1. First, when completing the Dmv Form Dl 5, start in the area with the following blank fields:

Writing section 1 in Dmv Form Dl 5

2. Soon after the prior section is done, proceed to type in the relevant information in all these - MALE, FEMALE, NONBINARY, STREET ADDRESS APT NO CITY STATE, TELEPHONE NUMBER optional, IF YOUR NAME HAS CHANGED PRINT, NAME OF CITY OR COUNTY OF RESIDENCE, CITY, COUNTY OF, MAILING ADDRESS if different from, EMAIL ADDRESS optional, Please show the following, SPECIAL INDICATOR REQUEST, Insulindependent diabetic, and Intellectual disability IntD.
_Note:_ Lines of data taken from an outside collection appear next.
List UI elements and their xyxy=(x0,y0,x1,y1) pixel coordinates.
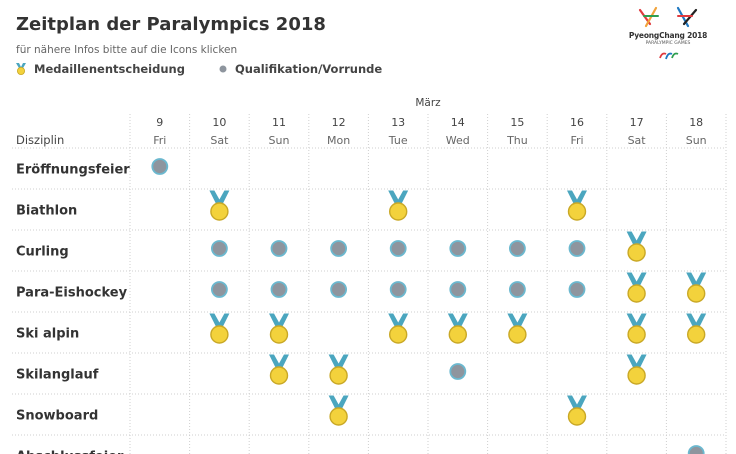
discipline-label: Curling xyxy=(16,245,69,260)
day-number: 18 xyxy=(689,116,703,129)
medal-icon[interactable] xyxy=(209,190,230,221)
row-header-label: Disziplin xyxy=(16,133,64,147)
medal-icon[interactable] xyxy=(269,313,289,344)
medal-icon[interactable] xyxy=(686,272,707,303)
discipline-label: Eröffnungsfeier xyxy=(16,163,130,178)
day-number: 15 xyxy=(510,116,524,129)
qualification-dot-icon[interactable] xyxy=(270,240,288,257)
day-number: 11 xyxy=(272,116,286,129)
day-weekday: Fri xyxy=(153,134,166,147)
day-number: 12 xyxy=(332,116,346,129)
paralympics-emblem-icon xyxy=(638,6,698,60)
medal-icon[interactable] xyxy=(567,395,587,426)
day-number: 9 xyxy=(156,116,163,129)
pyeongchang-logo: PyeongChang 2018 PARALYMPIC GAMES xyxy=(620,2,716,68)
discipline-label: Para-Eishockey xyxy=(16,286,128,301)
day-number: 13 xyxy=(391,116,405,129)
medal-icon[interactable] xyxy=(388,313,409,344)
day-weekday: Sat xyxy=(210,134,229,147)
day-number: 17 xyxy=(630,116,644,129)
day-weekday: Sun xyxy=(686,134,707,147)
dot-icon xyxy=(219,65,227,73)
legend-qualification-label: Qualifikation/Vorrunde xyxy=(235,62,383,76)
medal-icon[interactable] xyxy=(626,354,647,385)
medal-icon[interactable] xyxy=(507,313,528,344)
medal-icon[interactable] xyxy=(447,313,468,344)
qualification-dot-icon[interactable] xyxy=(509,240,526,257)
qualification-dot-icon[interactable] xyxy=(210,240,228,257)
page-title: Zeitplan der Paralympics 2018 xyxy=(16,14,326,35)
medal-icon[interactable] xyxy=(269,354,289,385)
medal-icon[interactable] xyxy=(388,190,409,221)
medal-icon[interactable] xyxy=(567,190,587,221)
day-weekday: Fri xyxy=(570,134,583,147)
medal-icon[interactable] xyxy=(328,354,349,385)
legend-medal: Medaillenentscheidung xyxy=(16,62,185,76)
day-weekday: Tue xyxy=(388,134,408,147)
qualification-dot-icon[interactable] xyxy=(330,240,348,257)
day-number: 16 xyxy=(570,116,584,129)
discipline-label: Ski alpin xyxy=(16,327,79,342)
qualification-dot-icon[interactable] xyxy=(449,281,467,298)
discipline-label: Snowboard xyxy=(16,409,98,424)
discipline-label: Abschlussfeier xyxy=(16,450,124,454)
qualification-dot-icon[interactable] xyxy=(449,363,467,380)
day-weekday: Wed xyxy=(446,134,470,147)
day-weekday: Sun xyxy=(269,134,290,147)
day-weekday: Sat xyxy=(628,134,647,147)
qualification-dot-icon[interactable] xyxy=(687,445,705,454)
legend-qualification: Qualifikation/Vorrunde xyxy=(219,62,382,76)
logo-main-text: PyeongChang 2018 xyxy=(628,31,708,40)
discipline-label: Biathlon xyxy=(16,204,77,219)
medal-icon[interactable] xyxy=(328,395,349,426)
qualification-dot-icon[interactable] xyxy=(509,281,526,298)
legend-medal-label: Medaillenentscheidung xyxy=(34,62,185,76)
qualification-dot-icon[interactable] xyxy=(389,240,407,257)
medal-icon[interactable] xyxy=(626,313,647,344)
day-weekday: Thu xyxy=(506,134,528,147)
qualification-dot-icon[interactable] xyxy=(210,281,228,298)
medal-icon[interactable] xyxy=(626,272,647,303)
day-number: 14 xyxy=(451,116,465,129)
day-weekday: Mon xyxy=(327,134,350,147)
qualification-dot-icon[interactable] xyxy=(449,240,467,257)
medal-icon xyxy=(16,63,26,75)
qualification-dot-icon[interactable] xyxy=(568,281,586,298)
qualification-dot-icon[interactable] xyxy=(151,158,169,175)
month-label: März xyxy=(415,97,441,109)
medal-icon[interactable] xyxy=(626,231,647,262)
qualification-dot-icon[interactable] xyxy=(389,281,407,298)
day-number: 10 xyxy=(212,116,226,129)
page-subtitle: für nähere Infos bitte auf die Icons kli… xyxy=(16,44,238,56)
qualification-dot-icon[interactable] xyxy=(568,240,586,257)
qualification-dot-icon[interactable] xyxy=(270,281,288,298)
discipline-label: Skilanglauf xyxy=(16,368,99,383)
logo-sub-text: PARALYMPIC GAMES xyxy=(645,41,691,46)
medal-icon[interactable] xyxy=(209,313,230,344)
medal-icon[interactable] xyxy=(686,313,707,344)
qualification-dot-icon[interactable] xyxy=(330,281,348,298)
The best ways to prepare Dmv Form Dl 5 step 2

3. Completing DUPLICATE, and RENEWAL is essential for the next step, make sure to fill them out in their entirety. Don't miss any details!
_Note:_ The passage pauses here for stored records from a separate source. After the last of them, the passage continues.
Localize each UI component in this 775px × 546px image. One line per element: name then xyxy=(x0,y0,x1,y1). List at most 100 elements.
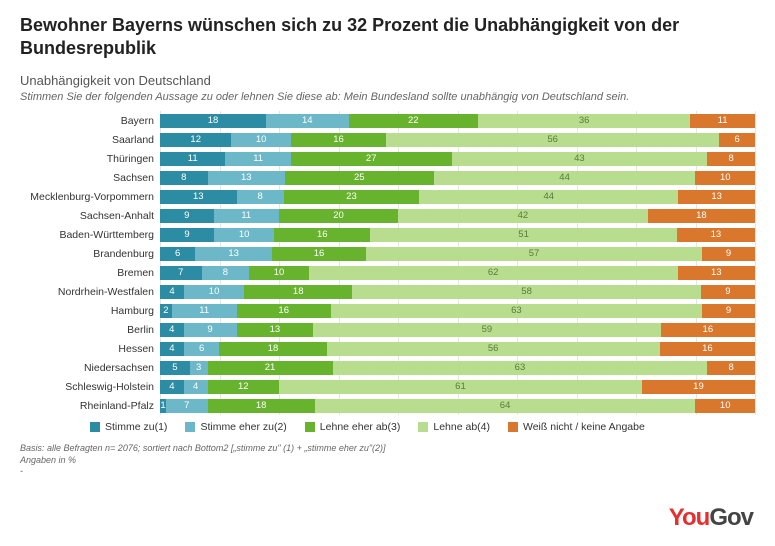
stacked-bar: 910165113 xyxy=(160,228,755,242)
basis-line-1: Basis: alle Befragten n= 2076; sortiert … xyxy=(20,443,755,455)
row-label: Baden-Württemberg xyxy=(20,229,160,241)
bar-segment: 13 xyxy=(678,190,755,204)
bar-segment: 9 xyxy=(702,304,755,318)
bar-segment: 6 xyxy=(160,247,195,261)
bar-segment: 10 xyxy=(214,228,274,242)
bar-segment: 10 xyxy=(695,171,755,185)
legend-label: Stimme eher zu(2) xyxy=(200,421,286,433)
logo-part-1: You xyxy=(669,504,710,531)
bar-segment: 21 xyxy=(208,361,333,375)
bar-segment: 16 xyxy=(661,323,755,337)
table-row: Sachsen813254410 xyxy=(160,168,755,187)
bar-segment: 10 xyxy=(184,285,244,299)
stacked-bar: 121016566 xyxy=(160,133,755,147)
table-row: Saarland121016566 xyxy=(160,130,755,149)
bar-segment: 12 xyxy=(160,133,231,147)
legend-item: Weiß nicht / keine Angabe xyxy=(508,421,645,433)
table-row: Baden-Württemberg910165113 xyxy=(160,225,755,244)
page-title: Bewohner Bayerns wünschen sich zu 32 Pro… xyxy=(20,14,755,59)
bar-segment: 18 xyxy=(160,114,266,128)
legend-item: Lehne ab(4) xyxy=(418,421,490,433)
bar-segment: 10 xyxy=(249,266,309,280)
bar-segment: 63 xyxy=(333,361,708,375)
row-label: Berlin xyxy=(20,324,160,336)
stacked-bar: 5321638 xyxy=(160,361,755,375)
row-label: Brandenburg xyxy=(20,248,160,260)
row-label: Hamburg xyxy=(20,305,160,317)
bar-segment: 13 xyxy=(160,190,237,204)
bar-segment: 20 xyxy=(279,209,398,223)
table-row: Schleswig-Holstein44126119 xyxy=(160,377,755,396)
bar-segment: 43 xyxy=(452,152,708,166)
bar-segment: 3 xyxy=(190,361,208,375)
bar-segment: 11 xyxy=(214,209,279,223)
bar-segment: 11 xyxy=(225,152,290,166)
bar-segment: 23 xyxy=(284,190,419,204)
bar-segment: 2 xyxy=(160,304,172,318)
bar-segment: 6 xyxy=(719,133,755,147)
bar-segment: 56 xyxy=(386,133,719,147)
table-row: Hamburg21116639 xyxy=(160,301,755,320)
bar-segment: 9 xyxy=(160,209,214,223)
row-label: Mecklenburg-Vorpommern xyxy=(20,191,160,203)
table-row: Brandenburg61316579 xyxy=(160,244,755,263)
bar-segment: 25 xyxy=(285,171,434,185)
stacked-bar: 111127438 xyxy=(160,152,755,166)
bar-segment: 10 xyxy=(231,133,291,147)
legend-label: Stimme zu(1) xyxy=(105,421,167,433)
stacked-bar: 78106213 xyxy=(160,266,755,280)
bar-segment: 56 xyxy=(327,342,660,356)
bar-segment: 9 xyxy=(702,247,755,261)
table-row: Hessen46185616 xyxy=(160,339,755,358)
stacked-bar: 813254410 xyxy=(160,171,755,185)
bar-segment: 63 xyxy=(331,304,702,318)
basis-dash: - xyxy=(20,466,755,478)
table-row: Bayern1814223611 xyxy=(160,111,755,130)
bar-segment: 13 xyxy=(678,266,755,280)
legend-swatch xyxy=(418,422,428,432)
row-label: Nordrhein-Westfalen xyxy=(20,286,160,298)
table-row: Rheinland-Pfalz17186410 xyxy=(160,396,755,415)
bar-segment: 4 xyxy=(184,380,208,394)
bar-segment: 9 xyxy=(184,323,237,337)
bar-segment: 8 xyxy=(237,190,284,204)
bar-segment: 4 xyxy=(160,285,184,299)
table-row: Berlin49135916 xyxy=(160,320,755,339)
bar-segment: 27 xyxy=(291,152,452,166)
row-label: Bayern xyxy=(20,115,160,127)
bar-segment: 6 xyxy=(184,342,220,356)
row-label: Hessen xyxy=(20,343,160,355)
bar-segment: 10 xyxy=(695,399,755,413)
table-row: Bremen78106213 xyxy=(160,263,755,282)
bar-segment: 18 xyxy=(208,399,315,413)
bar-segment: 18 xyxy=(648,209,755,223)
chart-legend: Stimme zu(1)Stimme eher zu(2)Lehne eher … xyxy=(90,421,755,433)
bar-segment: 36 xyxy=(478,114,690,128)
legend-swatch xyxy=(185,422,195,432)
bar-segment: 51 xyxy=(370,228,677,242)
row-label: Saarland xyxy=(20,134,160,146)
basis-line-2: Angaben in % xyxy=(20,455,755,467)
bar-segment: 13 xyxy=(237,323,314,337)
stacked-bar: 46185616 xyxy=(160,342,755,356)
bar-segment: 16 xyxy=(274,228,370,242)
chart-subtitle: Unabhängigkeit von Deutschland xyxy=(20,73,755,88)
chart-question: Stimmen Sie der folgenden Aussage zu ode… xyxy=(20,91,755,103)
bar-segment: 18 xyxy=(244,285,352,299)
legend-swatch xyxy=(508,422,518,432)
stacked-bar: 911204218 xyxy=(160,209,755,223)
bar-segment: 22 xyxy=(349,114,479,128)
bar-segment: 64 xyxy=(315,399,696,413)
bar-segment: 11 xyxy=(160,152,225,166)
row-label: Thüringen xyxy=(20,153,160,165)
yougov-logo: YouGov xyxy=(669,504,753,532)
bar-segment: 18 xyxy=(219,342,326,356)
logo-part-2: Gov xyxy=(709,504,753,531)
bar-segment: 58 xyxy=(352,285,701,299)
bar-segment: 4 xyxy=(160,380,184,394)
bar-segment: 9 xyxy=(701,285,755,299)
bar-segment: 8 xyxy=(160,171,208,185)
table-row: Niedersachsen5321638 xyxy=(160,358,755,377)
bar-segment: 8 xyxy=(707,152,755,166)
legend-item: Stimme zu(1) xyxy=(90,421,167,433)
Part number 3 for submitting Dmv Form Dl 5

It's easy to make an error when completing the RENEWAL, and so make sure that you take another look prior to deciding to submit it.

4. The next section will require your input in the following places: CONTACT FIRST NAME, CONTACT LAST NAME, PRIMARY TELEPHONE NUMBER, CONTACT STREET ADDRESS, CITY, STATE, ZIP CODE, COUNTRY, ARE YOU RELATED TO THE CONTACT, YES, SECONDARY TELEPHONE NUMBER, FIRST NAME LAST NAME AND PRIMARY, Contact must be a person years of, CONTACT FIRST NAME, and CONTACT LAST NAME. It is important to fill in all requested info to go further.

Filling in section 4 in Dmv Form Dl 5

5. The form needs to be finalized by filling out this segment. Further you can find a full list of fields that need specific details to allow your form usage to be complete: ParentLegal Guardian check the box, CERTIFICATION, I certify and affirm that my child, PARENTLEGAL GUARDIAN NAME print, PARENTLEGAL GUARDIAN SIGNATURE, DATE mmddyyyy, SELECTIVE SERVICE, All males under the age of are, I am already registered with, I am a lawful nonimmigrant on a, I authorize DMV to forward to the, By signing this application I, SIGNATURE check one and sign, PARENT GUARDIAN, and JUDGE JUVENILE DOMESTIC RELATIONS.